Environnement : Kyoto et autres enjeux
Débat électorale des Hebdos du Suroit
Bien des enjeux environnementaux ont été abordés en réponse à la question environnementale du débat, qui portait sur la qualité de l’eau et de l’air. Brigitte Legault propose de réconcilier l’économie et l’environnement et fait référence au plan « très audacieux » du Tournant vert de son parti. Essentiellement basé sur la réduction de l’impôt pour « avoir plus d’argent dans les poches » et la taxation de la pollution, le plan vert va de l’avant.
Pour sa part, Michael Fortier introduit l’idée d’un projet de loi pour une meilleure qualité de l’air et du sol afin de réduire le problème des allergies dues aux irritants environnementaux. Monsieur Fortier espère travailler de concert avec les provinces et augmenter le temps de travail sur cette question.

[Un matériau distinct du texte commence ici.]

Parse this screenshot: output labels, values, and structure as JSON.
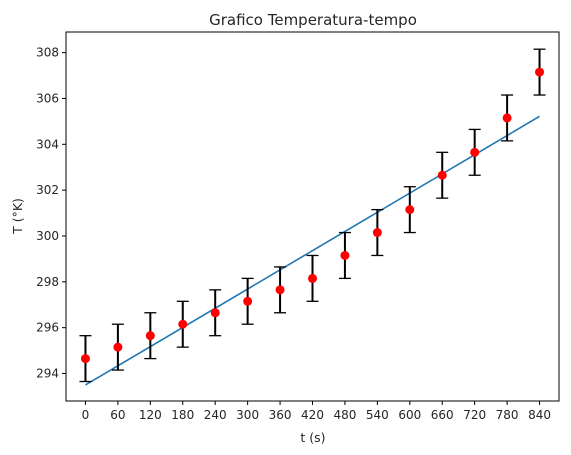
{
  "chart_data": {
    "type": "scatter",
    "title": "Grafico Temperatura-tempo",
    "xlabel": "t (s)",
    "ylabel": "T (°K)",
    "xlim": [
      -36,
      876
    ],
    "ylim": [
      292.8,
      308.9
    ],
    "x_ticks": [
      0,
      60,
      120,
      180,
      240,
      300,
      360,
      420,
      480,
      540,
      600,
      660,
      720,
      780,
      840
    ],
    "y_ticks": [
      294,
      296,
      298,
      300,
      302,
      304,
      306,
      308
    ],
    "grid": false,
    "legend": "none",
    "series": [
      {
        "kind": "points-with-error-bars",
        "color": "#ff0000",
        "error_color": "#000000",
        "x": [
          0,
          60,
          120,
          180,
          240,
          300,
          360,
          420,
          480,
          540,
          600,
          660,
          720,
          780,
          840
        ],
        "y": [
          294.65,
          295.15,
          295.65,
          296.15,
          296.65,
          297.15,
          297.65,
          298.15,
          299.15,
          300.15,
          301.15,
          302.65,
          303.65,
          305.15,
          307.15
        ],
        "yerr": 1.0
      },
      {
        "kind": "fit-line",
        "color": "#1f77b4",
        "x": [
          0,
          840
        ],
        "y": [
          293.5,
          305.22
        ]
      }
    ]
  }
}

Pour le néo-démocrate Maxime Héroux-Legault, l’instauration d’un fonds vert dont un milliard de dollars seraient dédiés au transport en commun et à l’économie énergétique représente la solution. Le programme comprend aussi des subventions pour l’acquisition de véhicules hybrides, un moratoire sur les sables bitumineux et l’arrêt des subventions aux pétrolières et aux centrales nucléaires. Ces sommes seraient plutôt employées pour encourager les énergies et solutions vertes.
Pour sa part, Jean-Yves Massenet insiste sur l’action locale et le contrôle de l’expansion urbaine. « Dans la région, nous asséchons les milieux humides, qui pourtant agissent comme filtres et nous donnent une eau de qualité. » Il faut maintenir ces milieux afin d’assurer une eau de puits de qualité. Également, la pollution de l’air due aux activités pétrolières doit être contrôlée.
Enfin, Meili Faille, dans une notion de valeurs universelles, dénonce aussi l’aide aux pétrolières. Harper, dit-elle, a tourné le dos à Kyoto, et le ministre Baird ne connaît pas le réseau des ZIP. Pour arriver à concrétiser ces valeurs universelles et assurer une meilleure qualité de l’eau et de l’air, il faut soutenir ces organismes non seulement pour des raisons environnementales, mais aussi pour des raisons économiques.
En réplique à Mme Faille, Michael Fortier dénonce le fait que la lutte aux gaz à effet de serre emploie autant de temps alors que bien d’autres problèmes existent. Meili Faille souligne pourtant le retard qu’affiche le gouvernement dans l’application de la loi sur les pesticides, et madame Legault affirme l’importance d’une vision à long terme et surtout le respect de la date de référence de 1990 pour les engagements envers Kyoto. Enfin, monsieur Massenet rappelle l’importance du traitement de nos ressources en eau et la révision de notre stratégie envers les pétrolières en matière de qualité de l’air.